Darum mein Appell an dich (und auch an mich selbst!) nimm angebotene Hilfe an. Schluck deinen Stolz, deine doofe Angst oder was auch immer dir im Weg steht und gebe einfach mal zu: "Ich kann jetzt gerade nicht, ich brauche jetzt Hilfe." Egal ob es dabei um eine Therapie oder diesen unbezähmbaren Berg Wäsche in deiner Waschküche geht. Du bist ein Mensch, du bist erlaubt Fehler zu machen und mal zu versagen, du bist erlaubt mal nicht weiter zu können - nur spring über deinen Schatten und gib auch zu, wenn es so ist.

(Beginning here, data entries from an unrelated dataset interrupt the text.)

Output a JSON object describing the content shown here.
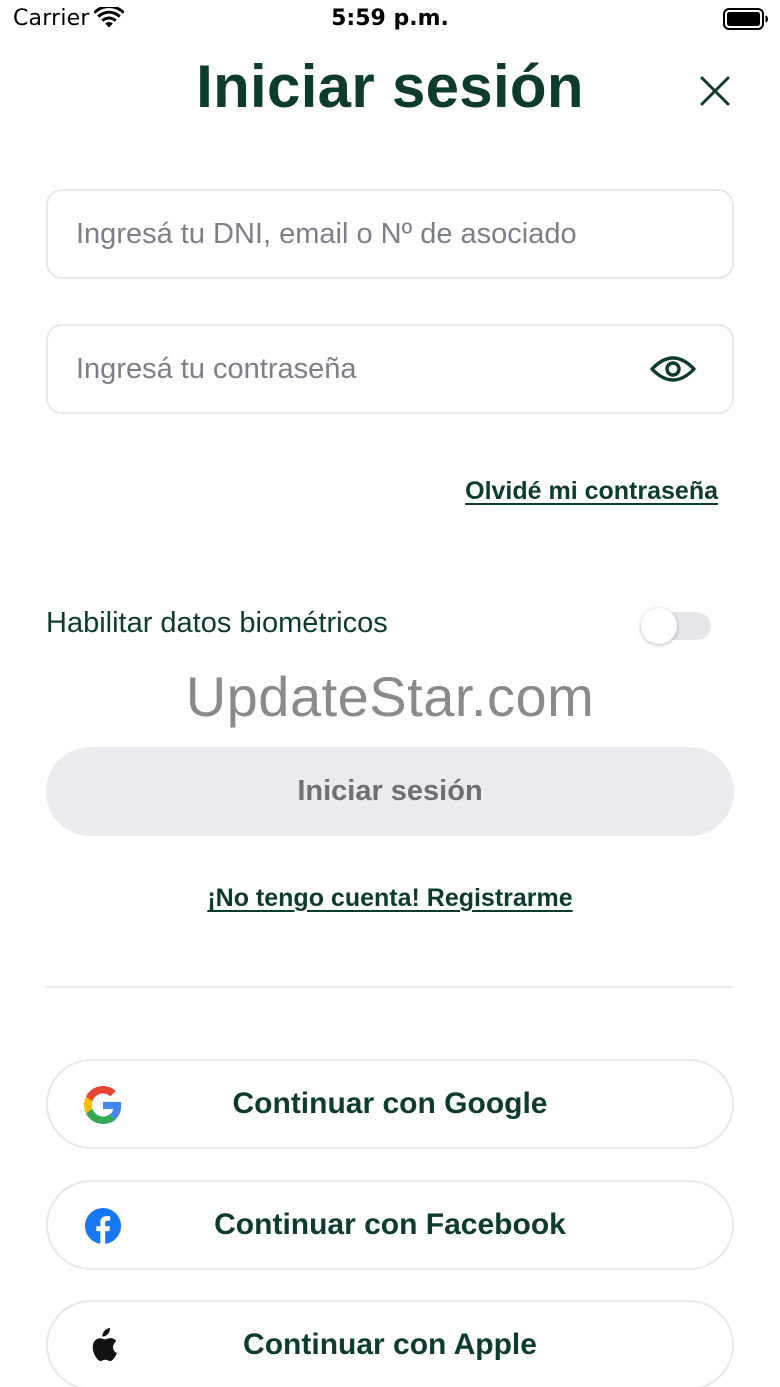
{
  "status_bar": {
    "carrier": "Carrier",
    "time": "5:59 p.m."
  },
  "header": {
    "title": "Iniciar sesión",
    "close_icon": "close-icon"
  },
  "form": {
    "id_placeholder": "Ingresá tu DNI, email o Nº de asociado",
    "id_value": "",
    "password_placeholder": "Ingresá tu contraseña",
    "password_value": "",
    "show_password_icon": "eye-icon",
    "forgot_password": "Olvidé mi contraseña",
    "biometric_label": "Habilitar datos biométricos",
    "biometric_enabled": false,
    "submit_label": "Iniciar sesión"
  },
  "watermark": "UpdateStar.com",
  "register_link": "¡No tengo cuenta! Registrarme",
  "social": {
    "google": {
      "label": "Continuar con Google",
      "icon": "google-icon"
    },
    "facebook": {
      "label": "Continuar con Facebook",
      "icon": "facebook-icon"
    },
    "apple": {
      "label": "Continuar con Apple",
      "icon": "apple-icon"
    }
  },
  "colors": {
    "brand": "#0d3b2c",
    "placeholder": "#7c7f88",
    "disabled_button": "#ebebef",
    "border": "#e7e8ec",
    "facebook": "#1877f2"
  }
}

Bevor du völlig ausgebrannt bist und deine Familie traurig machst, weil du gar nicht mehr funktionieren kannst. 


Sicher ließe sich diese Liste noch beliebig erweitern, und ich freue mich total, wenn du mir deine Tipps mitteilst, die dich über deine Episoden bringen! 
Aber fürs Erste hoffe ich, dass es Einigen von euch geholfen hat zu lesen, dass ihr nicht alleine seit. Wir sind dort draußen, wir sind viele und unser Leben ist nicht immer einfach. Doch bisher haben wir es geschafft dabei zu bleiben und durchzuhalten. Also - greif zur Hilfe, wenn du es benötigst und höre auf die Maßstäbe der Perfektion an dich zu halten. Du bist du, dein Haushalt ist deiner und er ist so individuell wie deine Familie!

Alles liebe,
deine Barefoot & Pregnant

1 Kommentar:

  1. Ihre Tipps sind super. Ich nehme sie gerne in mein Repertoire auf. Bin zwar zum Glück psychisch stabil, aber Ihre Tipps haben sicher auch vorbeugende Wirkung.